Dilemme de la Réserve fédérale

Aux États-Unis, la croissance devrait avoisiner 2% au premier trimestre, voire 2,3% selon les calculs de la Fed d’Atlanta. La consommation de biens des ménages montre toutefois des signes d’inflexion. Les ventes au détail de février (+0,6%) n’effacent pas la baisse d’1,1% des dépenses enregistrée le mois précédent. L’inflation ressort une nouvelle fois au-dessus des attentes à 3,2% en février. Le coût du logement et, plus généralement, des services hors énergie (5,2%) restent bien supérieurs à celui des biens, quasi-nul. Cela pose un dilemme à la Réserve fédérale dont la confiance dans la normalisation des prix sous-tend la promesse de baisses des taux. Ces publications pourraient retarder le début du cycle monétaire, voire relever le plancher des taux dans les années à venir. La Fed a peu communiqué sur le taux normatif de long terme toujours figé à 2,5%, malgré un environnement international bouleversé depuis 2020. La perspective de taux durablement plus élevés ne serait pas sans conséquence sur le refinancement du Trésor américain selon Janet Yellen. Le FOMC du 20 mars sera sans doute l’occasion de communiquer sur sa politique de réduction du bilan et de confirmer l’orientation des taux. En zone euro, la BCE a publié son nouveau cadre monétaire. Le système de réserves surabondantes est ainsi pérennisé. Le taux de refi, dès le 18 septembre, sera abaissé pour se situer 15pb au-dessus du taux de dépôt. L’institution a également annoncé la mise en œuvre d’un porte- feuille de titres structurel, indépendant de la politique monétaire courante, visant à injecter les liquidités nécessaires à l’activité.

La résilience des actions américaines reste alimentée par les flux captés par les grandes valeurs de la technologie soit 7,6 milliards sur les 56 milliards de dollars d’entrées sur les fonds d’actions américaines.
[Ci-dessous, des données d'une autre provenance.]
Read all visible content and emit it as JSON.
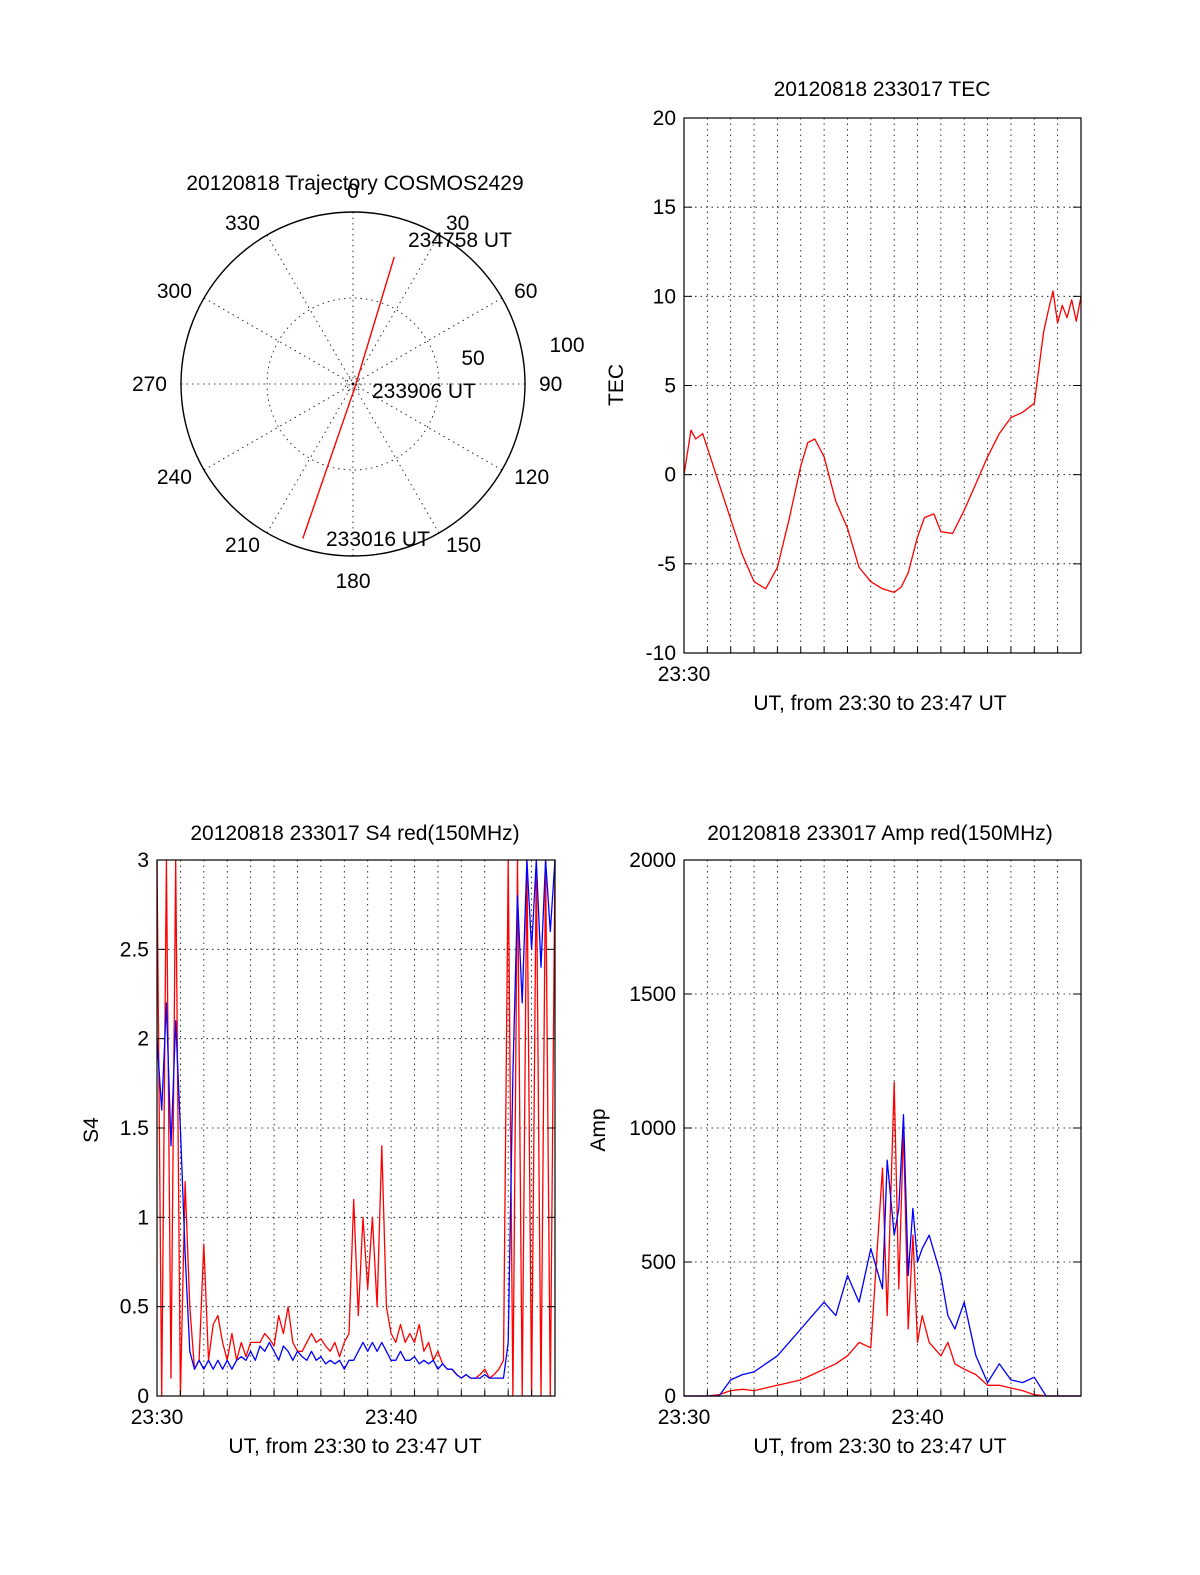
{
  "chart_data": [
    {
      "type": "polar",
      "title": "20120818 Trajectory COSMOS2429",
      "angle_labels": [
        "0",
        "30",
        "60",
        "90",
        "120",
        "150",
        "180",
        "210",
        "240",
        "270",
        "300",
        "330"
      ],
      "radial_labels": [
        "50",
        "100"
      ],
      "grid": true,
      "series": [
        {
          "color": "#ff0000",
          "points": [
            {
              "azimuth": 198,
              "elevation": 5
            },
            {
              "azimuth": 150,
              "elevation": 88
            },
            {
              "azimuth": 18,
              "elevation": 20
            }
          ]
        }
      ],
      "annotations": [
        "234758 UT",
        "233906 UT",
        "233016 UT"
      ]
    },
    {
      "type": "line",
      "title": "20120818 233017 TEC",
      "ylabel": "TEC",
      "xlabel": "UT, from 23:30 to 23:47 UT",
      "ylim": [
        -10,
        20
      ],
      "xlim": [
        0,
        17
      ],
      "yticks": [
        "-10",
        "-5",
        "0",
        "5",
        "10",
        "15",
        "20"
      ],
      "xticks": [
        {
          "x": 0,
          "label": "23:30"
        }
      ],
      "grid": true,
      "series": [
        {
          "color": "#ff0000",
          "x": [
            0,
            0.3,
            0.5,
            0.8,
            1.0,
            1.5,
            2.0,
            2.5,
            3.0,
            3.5,
            4.0,
            4.5,
            5.0,
            5.3,
            5.6,
            6.0,
            6.5,
            7.0,
            7.5,
            8.0,
            8.5,
            9.0,
            9.3,
            9.6,
            10.0,
            10.3,
            10.7,
            11.0,
            11.5,
            12.0,
            12.5,
            13.0,
            13.5,
            14.0,
            14.5,
            15.0,
            15.4,
            15.6,
            15.8,
            16.0,
            16.2,
            16.4,
            16.6,
            16.8,
            17.0
          ],
          "y": [
            0,
            2.5,
            2.0,
            2.3,
            1.5,
            -0.5,
            -2.5,
            -4.5,
            -6.0,
            -6.4,
            -5.2,
            -2.5,
            0.5,
            1.8,
            2.0,
            1.0,
            -1.5,
            -3.0,
            -5.2,
            -6.0,
            -6.4,
            -6.6,
            -6.3,
            -5.5,
            -3.5,
            -2.4,
            -2.2,
            -3.2,
            -3.3,
            -2.0,
            -0.5,
            1.0,
            2.3,
            3.2,
            3.5,
            4.0,
            8.0,
            9.2,
            10.3,
            8.5,
            9.5,
            8.8,
            9.8,
            8.6,
            10.0
          ]
        }
      ]
    },
    {
      "type": "line",
      "title": "20120818 233017 S4 red(150MHz)",
      "ylabel": "S4",
      "xlabel": "UT, from 23:30 to 23:47 UT",
      "ylim": [
        0,
        3
      ],
      "xlim": [
        0,
        17
      ],
      "yticks": [
        "0",
        "0.5",
        "1",
        "1.5",
        "2",
        "2.5",
        "3"
      ],
      "xticks": [
        {
          "x": 0,
          "label": "23:30"
        },
        {
          "x": 10,
          "label": "23:40"
        }
      ],
      "grid": true,
      "series": [
        {
          "color": "#ff0000",
          "x": [
            0.0,
            0.2,
            0.4,
            0.6,
            0.8,
            1.0,
            1.2,
            1.4,
            1.6,
            1.8,
            2.0,
            2.2,
            2.4,
            2.6,
            2.8,
            3.0,
            3.2,
            3.4,
            3.6,
            3.8,
            4.0,
            4.2,
            4.4,
            4.6,
            4.8,
            5.0,
            5.2,
            5.4,
            5.6,
            5.8,
            6.0,
            6.2,
            6.4,
            6.6,
            6.8,
            7.0,
            7.2,
            7.4,
            7.6,
            7.8,
            8.0,
            8.2,
            8.4,
            8.6,
            8.8,
            9.0,
            9.2,
            9.4,
            9.6,
            9.8,
            10.0,
            10.2,
            10.4,
            10.6,
            10.8,
            11.0,
            11.2,
            11.4,
            11.6,
            11.8,
            12.0,
            12.2,
            12.4,
            12.6,
            12.8,
            13.0,
            13.2,
            13.4,
            13.6,
            13.8,
            14.0,
            14.2,
            14.4,
            14.6,
            14.8,
            15.0,
            15.2,
            15.4,
            15.6,
            15.8,
            16.0,
            16.2,
            16.4,
            16.6,
            16.8,
            17.0
          ],
          "y": [
            3.0,
            0.0,
            3.0,
            0.1,
            3.0,
            0.0,
            1.2,
            0.5,
            0.15,
            0.2,
            0.85,
            0.2,
            0.4,
            0.45,
            0.3,
            0.2,
            0.35,
            0.2,
            0.3,
            0.22,
            0.3,
            0.3,
            0.3,
            0.35,
            0.32,
            0.28,
            0.45,
            0.35,
            0.5,
            0.3,
            0.25,
            0.25,
            0.3,
            0.35,
            0.3,
            0.32,
            0.28,
            0.25,
            0.3,
            0.22,
            0.3,
            0.35,
            1.1,
            0.45,
            1.0,
            0.6,
            1.0,
            0.5,
            1.4,
            0.5,
            0.35,
            0.3,
            0.4,
            0.3,
            0.35,
            0.3,
            0.4,
            0.25,
            0.3,
            0.2,
            0.25,
            0.18,
            0.15,
            0.15,
            0.12,
            0.1,
            0.12,
            0.1,
            0.1,
            0.12,
            0.15,
            0.1,
            0.12,
            0.15,
            0.2,
            3.0,
            0.0,
            3.0,
            0.0,
            3.0,
            0.0,
            3.0,
            0.0,
            3.0,
            0.0,
            3.0
          ]
        },
        {
          "color": "#0000ff",
          "x": [
            0.0,
            0.2,
            0.4,
            0.6,
            0.8,
            1.0,
            1.2,
            1.4,
            1.6,
            1.8,
            2.0,
            2.2,
            2.4,
            2.6,
            2.8,
            3.0,
            3.2,
            3.4,
            3.6,
            3.8,
            4.0,
            4.2,
            4.4,
            4.6,
            4.8,
            5.0,
            5.2,
            5.4,
            5.6,
            5.8,
            6.0,
            6.2,
            6.4,
            6.6,
            6.8,
            7.0,
            7.2,
            7.4,
            7.6,
            7.8,
            8.0,
            8.2,
            8.4,
            8.6,
            8.8,
            9.0,
            9.2,
            9.4,
            9.6,
            9.8,
            10.0,
            10.2,
            10.4,
            10.6,
            10.8,
            11.0,
            11.2,
            11.4,
            11.6,
            11.8,
            12.0,
            12.2,
            12.4,
            12.6,
            12.8,
            13.0,
            13.2,
            13.4,
            13.6,
            13.8,
            14.0,
            14.2,
            14.4,
            14.6,
            14.8,
            15.0,
            15.2,
            15.4,
            15.6,
            15.8,
            16.0,
            16.2,
            16.4,
            16.6,
            16.8,
            17.0
          ],
          "y": [
            2.0,
            1.6,
            2.2,
            1.4,
            2.1,
            1.5,
            0.8,
            0.25,
            0.15,
            0.2,
            0.15,
            0.2,
            0.15,
            0.2,
            0.15,
            0.2,
            0.15,
            0.2,
            0.22,
            0.2,
            0.25,
            0.2,
            0.28,
            0.25,
            0.3,
            0.25,
            0.2,
            0.28,
            0.25,
            0.2,
            0.25,
            0.22,
            0.2,
            0.25,
            0.2,
            0.22,
            0.18,
            0.2,
            0.18,
            0.2,
            0.15,
            0.2,
            0.2,
            0.25,
            0.3,
            0.25,
            0.3,
            0.25,
            0.3,
            0.25,
            0.2,
            0.2,
            0.25,
            0.2,
            0.2,
            0.22,
            0.18,
            0.2,
            0.18,
            0.2,
            0.15,
            0.18,
            0.15,
            0.15,
            0.12,
            0.1,
            0.12,
            0.1,
            0.1,
            0.1,
            0.12,
            0.1,
            0.1,
            0.1,
            0.1,
            0.3,
            1.8,
            2.8,
            2.2,
            3.0,
            2.5,
            3.0,
            2.4,
            3.0,
            2.6,
            3.0
          ]
        }
      ]
    },
    {
      "type": "line",
      "title": "20120818 233017 Amp red(150MHz)",
      "ylabel": "Amp",
      "xlabel": "UT, from 23:30 to 23:47 UT",
      "ylim": [
        0,
        2000
      ],
      "xlim": [
        0,
        17
      ],
      "yticks": [
        "0",
        "500",
        "1000",
        "1500",
        "2000"
      ],
      "xticks": [
        {
          "x": 0,
          "label": "23:30"
        },
        {
          "x": 10,
          "label": "23:40"
        }
      ],
      "grid": true,
      "series": [
        {
          "color": "#ff0000",
          "x": [
            0.0,
            0.5,
            1.0,
            1.5,
            2.0,
            2.5,
            3.0,
            3.5,
            4.0,
            4.5,
            5.0,
            5.5,
            6.0,
            6.5,
            7.0,
            7.5,
            8.0,
            8.5,
            8.7,
            9.0,
            9.2,
            9.4,
            9.6,
            9.8,
            10.0,
            10.2,
            10.5,
            11.0,
            11.3,
            11.6,
            12.0,
            12.5,
            13.0,
            13.5,
            14.0,
            14.5,
            15.0,
            15.5,
            16.0,
            17.0
          ],
          "y": [
            0,
            0,
            0,
            5,
            20,
            25,
            20,
            30,
            40,
            50,
            60,
            80,
            100,
            120,
            150,
            200,
            180,
            850,
            300,
            1170,
            400,
            1000,
            250,
            600,
            200,
            300,
            200,
            150,
            200,
            120,
            100,
            80,
            40,
            40,
            30,
            20,
            5,
            0,
            0,
            0
          ]
        },
        {
          "color": "#0000ff",
          "x": [
            0.0,
            0.5,
            1.0,
            1.5,
            2.0,
            2.5,
            3.0,
            3.5,
            4.0,
            4.5,
            5.0,
            5.5,
            6.0,
            6.5,
            7.0,
            7.5,
            8.0,
            8.5,
            8.7,
            9.0,
            9.2,
            9.4,
            9.6,
            9.8,
            10.0,
            10.2,
            10.5,
            11.0,
            11.3,
            11.6,
            12.0,
            12.5,
            13.0,
            13.5,
            14.0,
            14.5,
            15.0,
            15.5,
            16.0,
            17.0
          ],
          "y": [
            0,
            0,
            0,
            0,
            60,
            80,
            90,
            120,
            150,
            200,
            250,
            300,
            350,
            300,
            450,
            350,
            550,
            400,
            880,
            600,
            700,
            1050,
            450,
            700,
            500,
            550,
            600,
            450,
            300,
            250,
            350,
            150,
            50,
            120,
            60,
            50,
            70,
            0,
            0,
            0
          ]
        }
      ]
    }
  ]
}
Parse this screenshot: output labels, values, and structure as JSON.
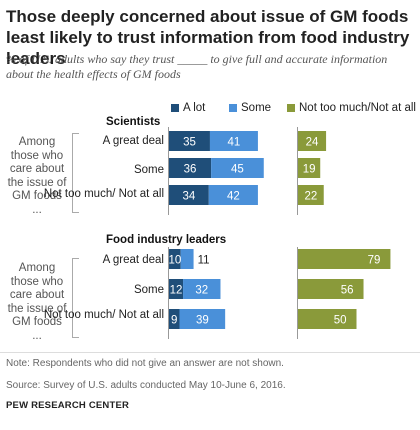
{
  "title": "Those deeply concerned about issue of GM foods least likely to trust information from food industry leaders",
  "subtitle": "% of U.S. adults who say they trust _____ to give full and accurate information about the health effects of GM foods",
  "group_label": "Among those who care about the issue of GM foods ...",
  "note": "Note: Respondents who did not give an answer are not shown.",
  "source": "Source: Survey of U.S. adults conducted May 10-June 6, 2016.",
  "brand": "PEW RESEARCH CENTER",
  "colors": {
    "a_lot": "#1f4e79",
    "some": "#4a90d9",
    "not_too_much": "#8a9a3a"
  },
  "chart_data": {
    "type": "bar",
    "stacked": true,
    "legend": [
      "A lot",
      "Some",
      "Not too much/Not at all"
    ],
    "legend_position": "top",
    "panels": [
      {
        "title": "Scientists",
        "categories": [
          "A great deal",
          "Some",
          "Not too much/ Not at all"
        ],
        "series": [
          {
            "name": "A lot",
            "values": [
              35,
              36,
              34
            ]
          },
          {
            "name": "Some",
            "values": [
              41,
              45,
              42
            ]
          },
          {
            "name": "Not too much/Not at all",
            "values": [
              24,
              19,
              22
            ]
          }
        ]
      },
      {
        "title": "Food industry leaders",
        "categories": [
          "A great deal",
          "Some",
          "Not too much/ Not at all"
        ],
        "series": [
          {
            "name": "A lot",
            "values": [
              10,
              12,
              9
            ]
          },
          {
            "name": "Some",
            "values": [
              11,
              32,
              39
            ]
          },
          {
            "name": "Not too much/Not at all",
            "values": [
              79,
              56,
              50
            ]
          }
        ]
      }
    ]
  }
}
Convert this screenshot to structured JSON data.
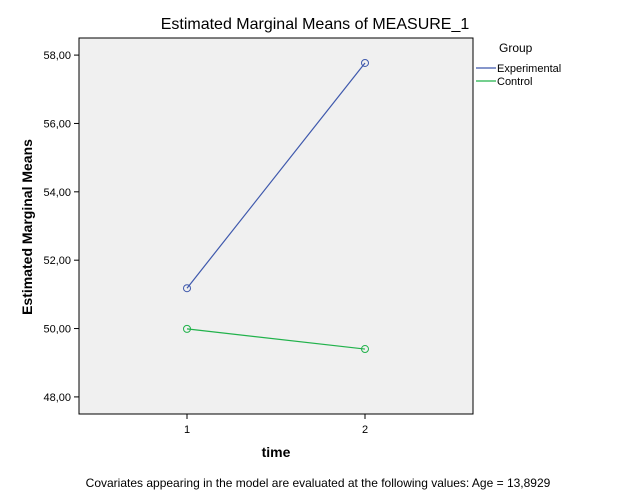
{
  "chart_data": {
    "type": "line",
    "title": "Estimated Marginal Means of MEASURE_1",
    "xlabel": "time",
    "ylabel": "Estimated Marginal Means",
    "categories": [
      "1",
      "2"
    ],
    "ylim": [
      47.5,
      58.5
    ],
    "yticks": [
      48,
      50,
      52,
      54,
      56,
      58
    ],
    "ytick_labels": [
      "48,00",
      "50,00",
      "52,00",
      "54,00",
      "56,00",
      "58,00"
    ],
    "legend_title": "Group",
    "legend_position": "top-right outside",
    "grid": false,
    "background": "#f0f0f0",
    "series": [
      {
        "name": "Experimental",
        "color": "#3e58ac",
        "values": [
          51.18,
          57.77
        ]
      },
      {
        "name": "Control",
        "color": "#21b24b",
        "values": [
          49.99,
          49.4
        ]
      }
    ],
    "footnote": "Covariates appearing in the model are evaluated at the following values: Age = 13,8929"
  }
}
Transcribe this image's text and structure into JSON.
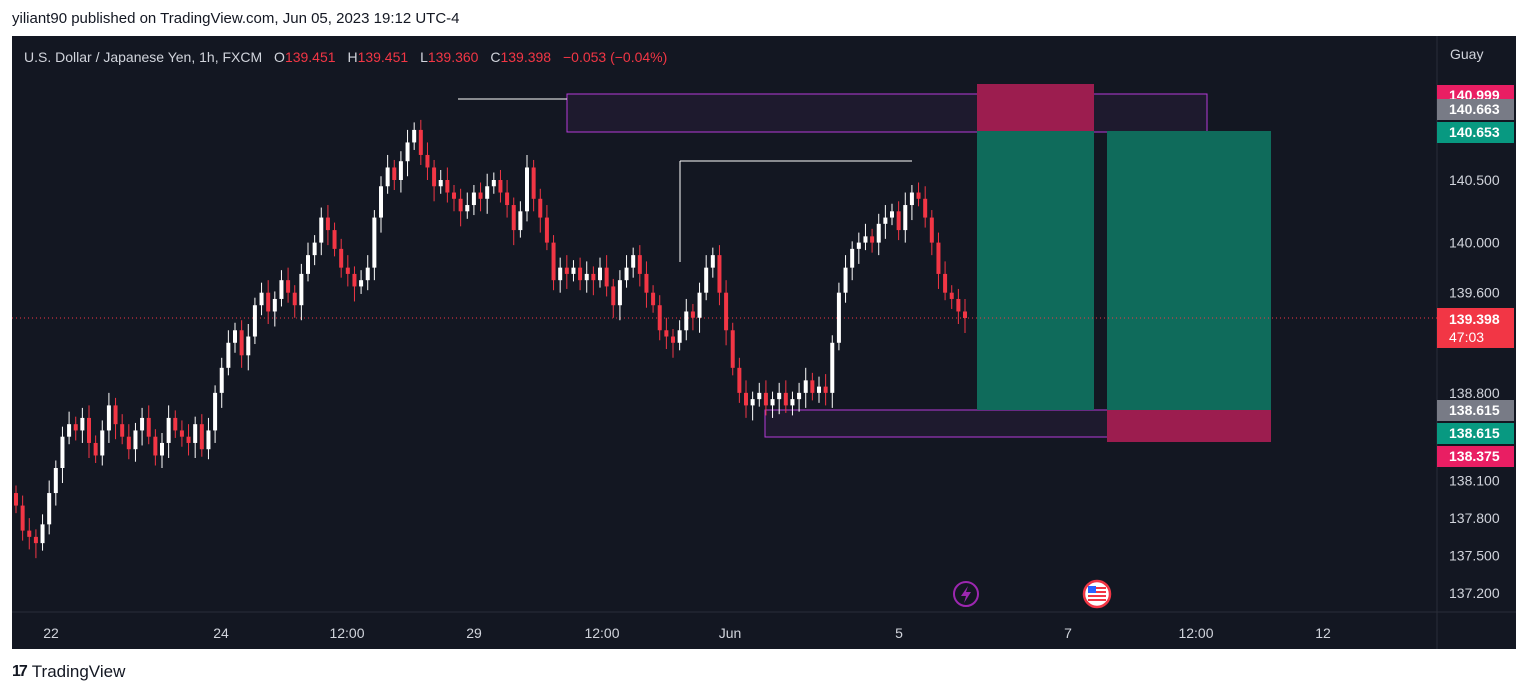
{
  "caption": "yiliant90 published on TradingView.com, Jun 05, 2023 19:12 UTC-4",
  "footer_brand": "TradingView",
  "footer_icon": "tradingview-logo-icon",
  "colors": {
    "background": "#131722",
    "up": "#ffffff",
    "down": "#f23645",
    "stop_zone": "#9c1d4f",
    "target_zone": "#0f6b5b",
    "supply_zone_border": "#b43bd8",
    "current_price": "#f23645",
    "target_label": "#089981",
    "axis_text": "#d1d4dc"
  },
  "chart_data": {
    "type": "candlestick",
    "symbol": "U.S. Dollar / Japanese Yen",
    "interval": "1h",
    "exchange": "FXCM",
    "ohlc": {
      "o_label": "O",
      "o": "139.451",
      "h_label": "H",
      "h": "139.451",
      "l_label": "L",
      "l": "139.360",
      "c_label": "C",
      "c": "139.398",
      "change": "−0.053 (−0.04%)"
    },
    "currency_label": "Guay",
    "ylim": [
      137.05,
      141.65
    ],
    "y_ticks": [
      "140.500",
      "140.000",
      "139.600",
      "138.800",
      "138.100",
      "137.800",
      "137.500",
      "137.200"
    ],
    "x_ticks": [
      "22",
      "24",
      "12:00",
      "29",
      "12:00",
      "Jun",
      "5",
      "7",
      "12:00",
      "12"
    ],
    "price_labels": [
      {
        "value": "140.999",
        "role": "stop-loss"
      },
      {
        "value": "140.663",
        "role": "entry"
      },
      {
        "value": "140.653",
        "role": "target"
      },
      {
        "value": "138.615",
        "role": "entry"
      },
      {
        "value": "138.615",
        "role": "target"
      },
      {
        "value": "138.375",
        "role": "stop-loss"
      }
    ],
    "current_price": {
      "value": "139.398",
      "countdown": "47:03"
    },
    "series_close": [
      137.9,
      137.7,
      137.65,
      137.6,
      137.75,
      138.0,
      138.2,
      138.45,
      138.55,
      138.5,
      138.6,
      138.4,
      138.3,
      138.5,
      138.7,
      138.55,
      138.45,
      138.35,
      138.5,
      138.6,
      138.45,
      138.3,
      138.4,
      138.6,
      138.5,
      138.45,
      138.4,
      138.55,
      138.35,
      138.5,
      138.8,
      139.0,
      139.2,
      139.3,
      139.1,
      139.25,
      139.5,
      139.6,
      139.45,
      139.55,
      139.7,
      139.6,
      139.5,
      139.75,
      139.9,
      140.0,
      140.2,
      140.1,
      139.95,
      139.8,
      139.75,
      139.65,
      139.7,
      139.8,
      140.2,
      140.45,
      140.6,
      140.5,
      140.65,
      140.8,
      140.9,
      140.7,
      140.6,
      140.45,
      140.5,
      140.4,
      140.35,
      140.25,
      140.3,
      140.4,
      140.35,
      140.45,
      140.5,
      140.4,
      140.3,
      140.1,
      140.25,
      140.6,
      140.35,
      140.2,
      140.0,
      139.7,
      139.8,
      139.75,
      139.8,
      139.7,
      139.75,
      139.7,
      139.8,
      139.65,
      139.5,
      139.7,
      139.8,
      139.9,
      139.75,
      139.6,
      139.5,
      139.3,
      139.25,
      139.2,
      139.3,
      139.45,
      139.4,
      139.6,
      139.8,
      139.9,
      139.6,
      139.3,
      139.0,
      138.8,
      138.7,
      138.75,
      138.8,
      138.7,
      138.75,
      138.8,
      138.7,
      138.75,
      138.8,
      138.9,
      138.8,
      138.85,
      138.8,
      139.2,
      139.6,
      139.8,
      139.95,
      140.0,
      140.05,
      140.0,
      140.15,
      140.2,
      140.25,
      140.1,
      140.3,
      140.4,
      140.35,
      140.2,
      140.0,
      139.75,
      139.6,
      139.55,
      139.45,
      139.398
    ]
  }
}
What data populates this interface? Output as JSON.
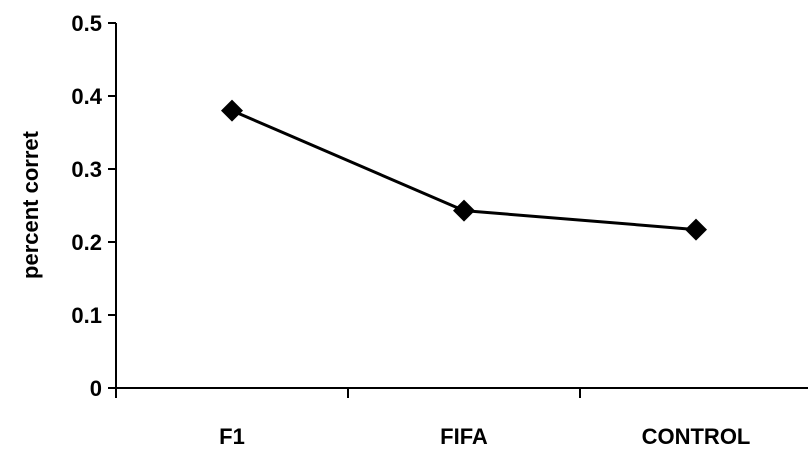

En parallèle, les craintes d’inflation s’expriment de nouveau par une hausse de l’or et des cryptomonnaies. Un scénario de stagflation favoriserait les secteurs associés aux matières premières et raviverait la tendance à la pentification par une hausse des points morts. La structure par terme des anticipations laisse déjà poindre un risque de dérapage des prix au-delà des cinq prochaines années. Le pétrole (85 dollars le baril de Brent) et le cuivre (8’880 dollars la tonne) ont aussi repris le chemin de la hausse. Ces signaux s’accompagnent d’une remontée du rendement du T-note à 10 ans vers 4,30. En zone euro, le Bund s’approche de 2,50%, un niveau d’intervention pour les comptes institutionnels. Les spreads des émetteurs souverains ont aussi marqué de nouveaux points bas. L’OAT à 10 ans s’est échangée à 43pb, alors que le spread du BTP italien fondait sur les 120pb. L’aversion pour le risque reste très réduite sur le crédit également. Le spread du crédit IG en zone euro s’est resserré sous le seuil de 80pb contre swap. Les fonds IG collectent 10 milliards d’euros depuis le début de l’année, contre 15 milliards d’euros l’an passé. Le marché primaire est animé avec un total de 200 milliards d’euros émis en 2024, avec encore 17 milliards d’euros dont 12 de non-financières la semaine passée. L’excès de demande se traduit par des allocations faibles lors des émissions, des primes à l’émission négatives et une pression au resserrement en secondaire. Les facteurs techniques du high yield sont encore plus favorables que sur l’investment grade, avec des flux entrants sur la classe d’actifs et en absence de marché primaire. Le Crossover revient toutefois vers 300pb sous l’effet d’un stress spécifique.